The first thing fans tend to blame when it comes to Colorado is the pitching, and it was not spectacular on the road; however, it was better than the home pitching. At home in 2014, the Rockies pitchers had an ERA of 5.05 overall, compared to 4.65 on the road. Again, Colorado won 45 games with their pitchers giving up five runs a game.

That leads us to the question: where was the offense when the Rockies went on the road?

The offense never left Denver; when the Rockies would travel, it seemed like they forgot how to hit until they would come home again. For example, Colorado hit for a .322 average at home with a .521 slugging percentage and 119 home runs. On the road, they hit only .228 with a .357 slugging percentage and had 67 home runs. Bridich will need to find players who can hit both in Colorado and away from Coors field. He will need to start with the outfielders. Here is some food for thought.

Corey Dickerson had a breakout year this season; he hit .312 at the plate and had 24 home runs with 76 RBI’s. However, most of, if not all of, Dickerson’s damage was done at Coors Field, where he hit .363, slugged .684, and had 15 of his 24 home runs.

Once Dickerson left Colorado he only hit .252 from the plate, with a .431 slugging percentage and only nine home runs. These numbers for Dickerson are a little concerning, especially if the Rockies are considering trading Carlos Gonzalez and starting Dickerson in left field for the future.

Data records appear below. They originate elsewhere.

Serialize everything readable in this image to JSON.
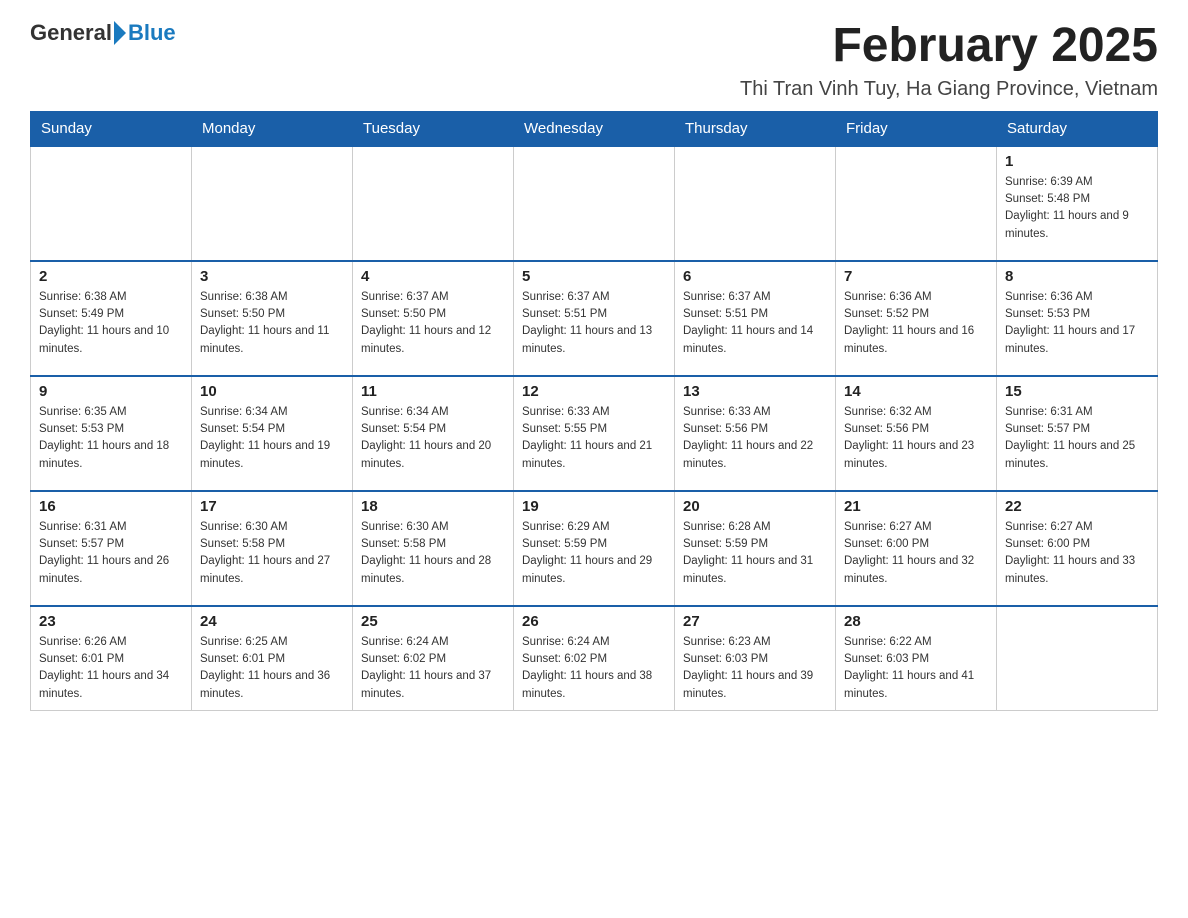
{
  "header": {
    "logo_general": "General",
    "logo_blue": "Blue",
    "title": "February 2025",
    "subtitle": "Thi Tran Vinh Tuy, Ha Giang Province, Vietnam"
  },
  "weekdays": [
    "Sunday",
    "Monday",
    "Tuesday",
    "Wednesday",
    "Thursday",
    "Friday",
    "Saturday"
  ],
  "weeks": [
    [
      {
        "day": "",
        "info": ""
      },
      {
        "day": "",
        "info": ""
      },
      {
        "day": "",
        "info": ""
      },
      {
        "day": "",
        "info": ""
      },
      {
        "day": "",
        "info": ""
      },
      {
        "day": "",
        "info": ""
      },
      {
        "day": "1",
        "info": "Sunrise: 6:39 AM\nSunset: 5:48 PM\nDaylight: 11 hours and 9 minutes."
      }
    ],
    [
      {
        "day": "2",
        "info": "Sunrise: 6:38 AM\nSunset: 5:49 PM\nDaylight: 11 hours and 10 minutes."
      },
      {
        "day": "3",
        "info": "Sunrise: 6:38 AM\nSunset: 5:50 PM\nDaylight: 11 hours and 11 minutes."
      },
      {
        "day": "4",
        "info": "Sunrise: 6:37 AM\nSunset: 5:50 PM\nDaylight: 11 hours and 12 minutes."
      },
      {
        "day": "5",
        "info": "Sunrise: 6:37 AM\nSunset: 5:51 PM\nDaylight: 11 hours and 13 minutes."
      },
      {
        "day": "6",
        "info": "Sunrise: 6:37 AM\nSunset: 5:51 PM\nDaylight: 11 hours and 14 minutes."
      },
      {
        "day": "7",
        "info": "Sunrise: 6:36 AM\nSunset: 5:52 PM\nDaylight: 11 hours and 16 minutes."
      },
      {
        "day": "8",
        "info": "Sunrise: 6:36 AM\nSunset: 5:53 PM\nDaylight: 11 hours and 17 minutes."
      }
    ],
    [
      {
        "day": "9",
        "info": "Sunrise: 6:35 AM\nSunset: 5:53 PM\nDaylight: 11 hours and 18 minutes."
      },
      {
        "day": "10",
        "info": "Sunrise: 6:34 AM\nSunset: 5:54 PM\nDaylight: 11 hours and 19 minutes."
      },
      {
        "day": "11",
        "info": "Sunrise: 6:34 AM\nSunset: 5:54 PM\nDaylight: 11 hours and 20 minutes."
      },
      {
        "day": "12",
        "info": "Sunrise: 6:33 AM\nSunset: 5:55 PM\nDaylight: 11 hours and 21 minutes."
      },
      {
        "day": "13",
        "info": "Sunrise: 6:33 AM\nSunset: 5:56 PM\nDaylight: 11 hours and 22 minutes."
      },
      {
        "day": "14",
        "info": "Sunrise: 6:32 AM\nSunset: 5:56 PM\nDaylight: 11 hours and 23 minutes."
      },
      {
        "day": "15",
        "info": "Sunrise: 6:31 AM\nSunset: 5:57 PM\nDaylight: 11 hours and 25 minutes."
      }
    ],
    [
      {
        "day": "16",
        "info": "Sunrise: 6:31 AM\nSunset: 5:57 PM\nDaylight: 11 hours and 26 minutes."
      },
      {
        "day": "17",
        "info": "Sunrise: 6:30 AM\nSunset: 5:58 PM\nDaylight: 11 hours and 27 minutes."
      },
      {
        "day": "18",
        "info": "Sunrise: 6:30 AM\nSunset: 5:58 PM\nDaylight: 11 hours and 28 minutes."
      },
      {
        "day": "19",
        "info": "Sunrise: 6:29 AM\nSunset: 5:59 PM\nDaylight: 11 hours and 29 minutes."
      },
      {
        "day": "20",
        "info": "Sunrise: 6:28 AM\nSunset: 5:59 PM\nDaylight: 11 hours and 31 minutes."
      },
      {
        "day": "21",
        "info": "Sunrise: 6:27 AM\nSunset: 6:00 PM\nDaylight: 11 hours and 32 minutes."
      },
      {
        "day": "22",
        "info": "Sunrise: 6:27 AM\nSunset: 6:00 PM\nDaylight: 11 hours and 33 minutes."
      }
    ],
    [
      {
        "day": "23",
        "info": "Sunrise: 6:26 AM\nSunset: 6:01 PM\nDaylight: 11 hours and 34 minutes."
      },
      {
        "day": "24",
        "info": "Sunrise: 6:25 AM\nSunset: 6:01 PM\nDaylight: 11 hours and 36 minutes."
      },
      {
        "day": "25",
        "info": "Sunrise: 6:24 AM\nSunset: 6:02 PM\nDaylight: 11 hours and 37 minutes."
      },
      {
        "day": "26",
        "info": "Sunrise: 6:24 AM\nSunset: 6:02 PM\nDaylight: 11 hours and 38 minutes."
      },
      {
        "day": "27",
        "info": "Sunrise: 6:23 AM\nSunset: 6:03 PM\nDaylight: 11 hours and 39 minutes."
      },
      {
        "day": "28",
        "info": "Sunrise: 6:22 AM\nSunset: 6:03 PM\nDaylight: 11 hours and 41 minutes."
      },
      {
        "day": "",
        "info": ""
      }
    ]
  ]
}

That leads us to the question: where was the offense when the Rockies went on the road?

Then you have Charlie Blackmon, the Rockies All-Star centerfielder. Blackmon also had a breakout season for Colorado. Overall he was able to hit .288 with 19 home runs and 72 RBI’s while batting from the leadoff spot. However, just like Dickerson, Blackmon was considerably better at home than on the road.

While batting at Coors Field Blackmon hit .331 and hit 13 of his 19 home runs. Then on the road Blackmon was only able to manage a .241 average, with a .269 on base percentage.

Now both Dickerson and Blackmon are young players, 25 and 27 respectively, so they can both figure out how to hit on the road. But these numbers should give Bridich pause when thinking about trading Gonzalez, who hit .332 on the road in 2013 (when he was healthier).

If the Colorado Rockies want to make playoff runs year after year, they are going to have to find a way to hit on the road, or find players who can hit on the road. The road offense will be something to watch throughout next season, especially to see if players like Dickerson and Blackmon can find a way to take their swings with them on the road.